TrickBot malware targets users financial information and acts as a dropper for other malware and can be leveraged to steal banking information, conduct system and network reconnaissance, harvest credentials and achieve network propagation, according to a security primer released by the Multi-State Information Sharing and Analysis Center (MS-ISAC).
“The malware authors are continuously releasing new modules and versions of TrickBot,” The Center for Internet Security said in a whitepaper. “TrickBot is disseminated via malspam campaigns. These campaigns send unsolicited emails that direct users to download malware from malicious websites or trick the user into opening malware through an attachment. TrickBot is also dropped as a secondary payload by other malware, most notably by Emotet.”
The modular banking trojan was recently used to steal credentials for remote computer access with a newer version targeting passwords for Virtual Network Computing (VCN), PuTTY and Remote Desktop Protocol (RDP).

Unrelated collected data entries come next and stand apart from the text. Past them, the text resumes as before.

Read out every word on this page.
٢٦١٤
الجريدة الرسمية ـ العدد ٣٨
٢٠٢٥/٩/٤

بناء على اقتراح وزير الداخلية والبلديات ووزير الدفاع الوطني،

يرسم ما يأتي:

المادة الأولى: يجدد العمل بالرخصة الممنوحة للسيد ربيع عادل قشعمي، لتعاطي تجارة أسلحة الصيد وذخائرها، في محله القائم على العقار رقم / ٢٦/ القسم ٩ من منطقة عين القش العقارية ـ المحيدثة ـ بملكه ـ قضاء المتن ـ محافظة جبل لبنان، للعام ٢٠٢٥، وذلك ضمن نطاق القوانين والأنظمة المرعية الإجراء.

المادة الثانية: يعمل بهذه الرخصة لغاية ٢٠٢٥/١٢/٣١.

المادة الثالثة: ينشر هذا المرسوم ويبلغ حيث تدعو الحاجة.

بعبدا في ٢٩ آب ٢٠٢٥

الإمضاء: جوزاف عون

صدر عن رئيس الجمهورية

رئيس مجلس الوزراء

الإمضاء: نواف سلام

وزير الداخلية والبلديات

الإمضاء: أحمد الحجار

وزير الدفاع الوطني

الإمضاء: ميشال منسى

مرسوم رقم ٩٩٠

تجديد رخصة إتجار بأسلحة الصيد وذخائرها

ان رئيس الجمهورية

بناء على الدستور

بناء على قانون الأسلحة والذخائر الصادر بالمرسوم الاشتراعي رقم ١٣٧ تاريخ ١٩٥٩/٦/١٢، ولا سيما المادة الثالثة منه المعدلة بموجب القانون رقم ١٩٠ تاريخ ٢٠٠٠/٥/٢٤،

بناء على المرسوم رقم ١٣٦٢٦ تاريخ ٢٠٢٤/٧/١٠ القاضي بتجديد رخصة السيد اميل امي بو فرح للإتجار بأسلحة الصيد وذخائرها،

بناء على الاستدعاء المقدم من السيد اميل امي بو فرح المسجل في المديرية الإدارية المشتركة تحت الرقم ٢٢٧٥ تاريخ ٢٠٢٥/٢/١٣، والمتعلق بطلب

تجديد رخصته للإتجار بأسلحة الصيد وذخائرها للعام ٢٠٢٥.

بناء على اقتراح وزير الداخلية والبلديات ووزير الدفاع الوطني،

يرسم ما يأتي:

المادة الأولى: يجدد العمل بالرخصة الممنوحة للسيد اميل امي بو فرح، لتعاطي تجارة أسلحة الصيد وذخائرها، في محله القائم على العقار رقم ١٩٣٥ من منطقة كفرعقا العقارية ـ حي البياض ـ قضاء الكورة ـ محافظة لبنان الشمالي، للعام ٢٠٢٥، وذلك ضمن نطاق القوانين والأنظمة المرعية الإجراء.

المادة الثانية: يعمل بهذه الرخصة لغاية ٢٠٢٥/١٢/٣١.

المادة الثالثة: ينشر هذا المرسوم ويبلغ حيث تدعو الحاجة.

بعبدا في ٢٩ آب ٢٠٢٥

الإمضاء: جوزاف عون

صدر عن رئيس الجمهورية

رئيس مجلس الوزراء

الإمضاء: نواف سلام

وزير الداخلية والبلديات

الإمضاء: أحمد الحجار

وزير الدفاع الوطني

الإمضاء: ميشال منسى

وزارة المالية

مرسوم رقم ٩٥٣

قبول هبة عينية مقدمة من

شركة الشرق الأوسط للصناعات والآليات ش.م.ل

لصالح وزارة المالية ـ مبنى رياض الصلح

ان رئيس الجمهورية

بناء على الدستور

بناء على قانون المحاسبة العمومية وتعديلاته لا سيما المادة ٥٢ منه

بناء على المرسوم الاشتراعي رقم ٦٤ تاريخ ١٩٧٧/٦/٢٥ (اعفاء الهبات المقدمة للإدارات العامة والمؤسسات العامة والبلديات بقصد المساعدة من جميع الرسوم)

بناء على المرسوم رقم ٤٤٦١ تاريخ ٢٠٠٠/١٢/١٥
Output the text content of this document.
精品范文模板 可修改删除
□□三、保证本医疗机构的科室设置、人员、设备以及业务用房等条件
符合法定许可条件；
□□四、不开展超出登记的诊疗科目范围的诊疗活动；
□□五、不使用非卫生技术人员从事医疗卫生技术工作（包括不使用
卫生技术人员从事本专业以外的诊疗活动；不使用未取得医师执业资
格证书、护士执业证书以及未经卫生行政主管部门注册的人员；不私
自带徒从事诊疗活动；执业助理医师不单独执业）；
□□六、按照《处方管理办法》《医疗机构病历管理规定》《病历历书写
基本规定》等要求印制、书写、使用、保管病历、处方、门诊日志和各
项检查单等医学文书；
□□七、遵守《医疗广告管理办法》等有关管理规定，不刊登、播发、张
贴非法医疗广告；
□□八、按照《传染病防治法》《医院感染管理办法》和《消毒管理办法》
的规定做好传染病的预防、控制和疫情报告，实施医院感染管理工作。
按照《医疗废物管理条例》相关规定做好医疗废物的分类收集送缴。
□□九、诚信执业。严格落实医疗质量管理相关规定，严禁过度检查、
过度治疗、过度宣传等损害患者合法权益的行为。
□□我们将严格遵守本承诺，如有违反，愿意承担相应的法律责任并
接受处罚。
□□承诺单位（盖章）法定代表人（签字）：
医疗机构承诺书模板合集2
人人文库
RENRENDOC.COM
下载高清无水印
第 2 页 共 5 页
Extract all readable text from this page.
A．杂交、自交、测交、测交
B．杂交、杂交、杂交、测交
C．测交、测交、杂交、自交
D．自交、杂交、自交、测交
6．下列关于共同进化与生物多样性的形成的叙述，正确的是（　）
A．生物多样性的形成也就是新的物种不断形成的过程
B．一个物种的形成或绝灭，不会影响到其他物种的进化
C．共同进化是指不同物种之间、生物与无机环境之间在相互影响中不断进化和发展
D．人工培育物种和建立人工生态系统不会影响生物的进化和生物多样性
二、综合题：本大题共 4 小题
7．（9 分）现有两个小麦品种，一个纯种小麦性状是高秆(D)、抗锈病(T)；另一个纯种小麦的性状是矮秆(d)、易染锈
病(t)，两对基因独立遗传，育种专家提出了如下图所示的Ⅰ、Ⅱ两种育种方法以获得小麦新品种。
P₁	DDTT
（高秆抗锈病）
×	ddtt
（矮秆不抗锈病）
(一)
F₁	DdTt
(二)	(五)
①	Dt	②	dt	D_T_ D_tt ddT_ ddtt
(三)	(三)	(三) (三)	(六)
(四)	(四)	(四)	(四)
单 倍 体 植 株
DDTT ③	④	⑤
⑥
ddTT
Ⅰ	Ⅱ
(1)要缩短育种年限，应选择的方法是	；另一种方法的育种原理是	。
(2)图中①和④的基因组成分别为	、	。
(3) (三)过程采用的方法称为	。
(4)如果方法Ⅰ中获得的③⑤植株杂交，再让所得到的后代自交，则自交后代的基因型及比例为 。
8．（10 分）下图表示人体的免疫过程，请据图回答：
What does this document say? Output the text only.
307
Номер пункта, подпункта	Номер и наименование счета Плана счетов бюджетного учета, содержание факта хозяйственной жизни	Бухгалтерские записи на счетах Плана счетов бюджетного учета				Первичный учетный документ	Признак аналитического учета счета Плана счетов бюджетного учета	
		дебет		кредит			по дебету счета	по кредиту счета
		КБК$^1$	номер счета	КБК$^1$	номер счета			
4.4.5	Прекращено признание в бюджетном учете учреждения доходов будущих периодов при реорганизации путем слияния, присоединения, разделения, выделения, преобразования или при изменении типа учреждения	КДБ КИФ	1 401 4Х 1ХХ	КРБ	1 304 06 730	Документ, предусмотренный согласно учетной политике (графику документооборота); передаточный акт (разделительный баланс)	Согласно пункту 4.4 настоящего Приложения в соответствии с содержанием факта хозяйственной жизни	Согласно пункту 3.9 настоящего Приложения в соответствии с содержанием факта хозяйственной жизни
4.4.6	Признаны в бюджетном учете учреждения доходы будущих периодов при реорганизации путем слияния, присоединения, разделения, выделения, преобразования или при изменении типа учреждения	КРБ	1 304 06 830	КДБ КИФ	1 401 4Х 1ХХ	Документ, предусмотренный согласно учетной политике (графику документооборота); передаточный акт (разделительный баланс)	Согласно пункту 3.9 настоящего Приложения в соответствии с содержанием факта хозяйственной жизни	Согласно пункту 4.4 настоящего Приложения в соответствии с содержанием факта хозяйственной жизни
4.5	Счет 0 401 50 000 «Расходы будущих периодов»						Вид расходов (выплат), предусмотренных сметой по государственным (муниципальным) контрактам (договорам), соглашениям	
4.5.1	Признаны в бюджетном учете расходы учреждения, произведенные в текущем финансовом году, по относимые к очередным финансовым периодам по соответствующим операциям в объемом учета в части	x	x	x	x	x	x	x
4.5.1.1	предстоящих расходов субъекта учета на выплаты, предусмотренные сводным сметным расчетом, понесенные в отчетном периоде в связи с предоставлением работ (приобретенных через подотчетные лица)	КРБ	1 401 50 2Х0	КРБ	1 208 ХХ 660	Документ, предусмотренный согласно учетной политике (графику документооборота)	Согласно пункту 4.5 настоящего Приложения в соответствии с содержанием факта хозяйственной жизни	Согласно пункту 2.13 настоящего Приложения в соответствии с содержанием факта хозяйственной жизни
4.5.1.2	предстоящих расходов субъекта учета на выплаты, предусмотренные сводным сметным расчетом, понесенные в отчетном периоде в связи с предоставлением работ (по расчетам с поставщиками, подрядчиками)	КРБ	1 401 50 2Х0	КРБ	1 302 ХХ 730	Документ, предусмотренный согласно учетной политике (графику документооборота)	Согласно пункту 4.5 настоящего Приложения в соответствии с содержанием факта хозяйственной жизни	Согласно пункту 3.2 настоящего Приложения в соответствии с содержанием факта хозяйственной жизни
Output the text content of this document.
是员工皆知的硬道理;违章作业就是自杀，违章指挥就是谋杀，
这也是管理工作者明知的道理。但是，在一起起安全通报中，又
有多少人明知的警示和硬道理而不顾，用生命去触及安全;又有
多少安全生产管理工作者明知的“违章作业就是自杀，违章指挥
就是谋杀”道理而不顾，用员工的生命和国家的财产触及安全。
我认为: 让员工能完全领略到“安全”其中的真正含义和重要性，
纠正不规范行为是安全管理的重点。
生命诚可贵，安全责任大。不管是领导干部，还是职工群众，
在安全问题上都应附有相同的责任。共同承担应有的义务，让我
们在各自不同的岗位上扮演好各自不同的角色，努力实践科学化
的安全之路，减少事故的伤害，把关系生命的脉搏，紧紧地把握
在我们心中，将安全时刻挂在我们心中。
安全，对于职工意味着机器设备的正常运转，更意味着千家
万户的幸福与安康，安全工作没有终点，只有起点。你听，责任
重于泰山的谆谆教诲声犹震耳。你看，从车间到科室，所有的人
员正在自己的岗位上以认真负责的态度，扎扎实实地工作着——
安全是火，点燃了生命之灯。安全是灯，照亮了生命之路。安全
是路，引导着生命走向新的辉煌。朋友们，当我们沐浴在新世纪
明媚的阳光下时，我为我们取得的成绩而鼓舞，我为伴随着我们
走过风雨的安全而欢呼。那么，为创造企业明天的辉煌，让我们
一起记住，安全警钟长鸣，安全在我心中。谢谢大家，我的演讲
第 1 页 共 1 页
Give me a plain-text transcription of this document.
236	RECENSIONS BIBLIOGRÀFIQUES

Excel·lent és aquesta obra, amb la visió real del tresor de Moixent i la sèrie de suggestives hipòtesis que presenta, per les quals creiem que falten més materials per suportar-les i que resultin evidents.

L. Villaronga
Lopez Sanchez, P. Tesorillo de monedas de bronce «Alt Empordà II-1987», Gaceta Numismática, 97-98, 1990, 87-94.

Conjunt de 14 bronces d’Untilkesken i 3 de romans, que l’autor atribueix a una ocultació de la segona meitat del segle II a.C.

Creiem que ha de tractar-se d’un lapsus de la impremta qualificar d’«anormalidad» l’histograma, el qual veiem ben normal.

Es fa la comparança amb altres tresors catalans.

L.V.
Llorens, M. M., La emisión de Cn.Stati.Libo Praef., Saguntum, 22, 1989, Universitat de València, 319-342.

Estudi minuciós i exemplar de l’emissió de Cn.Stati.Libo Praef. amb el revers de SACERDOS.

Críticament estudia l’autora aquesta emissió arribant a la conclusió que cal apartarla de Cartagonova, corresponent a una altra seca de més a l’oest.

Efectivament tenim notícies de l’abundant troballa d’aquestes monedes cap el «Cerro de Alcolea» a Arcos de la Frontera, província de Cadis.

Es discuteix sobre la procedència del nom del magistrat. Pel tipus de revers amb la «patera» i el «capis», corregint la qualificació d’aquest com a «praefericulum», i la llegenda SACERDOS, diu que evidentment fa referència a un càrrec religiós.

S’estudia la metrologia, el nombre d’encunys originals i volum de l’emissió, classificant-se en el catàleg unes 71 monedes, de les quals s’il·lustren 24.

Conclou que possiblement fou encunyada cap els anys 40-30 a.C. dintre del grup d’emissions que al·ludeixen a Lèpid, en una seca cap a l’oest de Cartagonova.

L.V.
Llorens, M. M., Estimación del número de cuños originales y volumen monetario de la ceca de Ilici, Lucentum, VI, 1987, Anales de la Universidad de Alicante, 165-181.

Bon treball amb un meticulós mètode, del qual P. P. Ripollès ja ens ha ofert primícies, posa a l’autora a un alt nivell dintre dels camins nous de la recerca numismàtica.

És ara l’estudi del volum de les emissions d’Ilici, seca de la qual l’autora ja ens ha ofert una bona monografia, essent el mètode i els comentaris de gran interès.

Detected as TrojanSpy.Win32.TRICKBOT.AZ and Trojan.Win32.MERETAM.ADnew, the new TrickBot was discovered this past January as part of a spam campaign that distributes emails disguised as tax incentive notifications from Deloitte. Attached to the emails are a malicious Microsoft Excel spreadsheet, featuring with a malicious macro that, upon activation, downloads the malicious payload.
The Center for Internet Security initiative encourages users and admins to review use antivirus programs, disable macros and practice overall good cyber hygiene.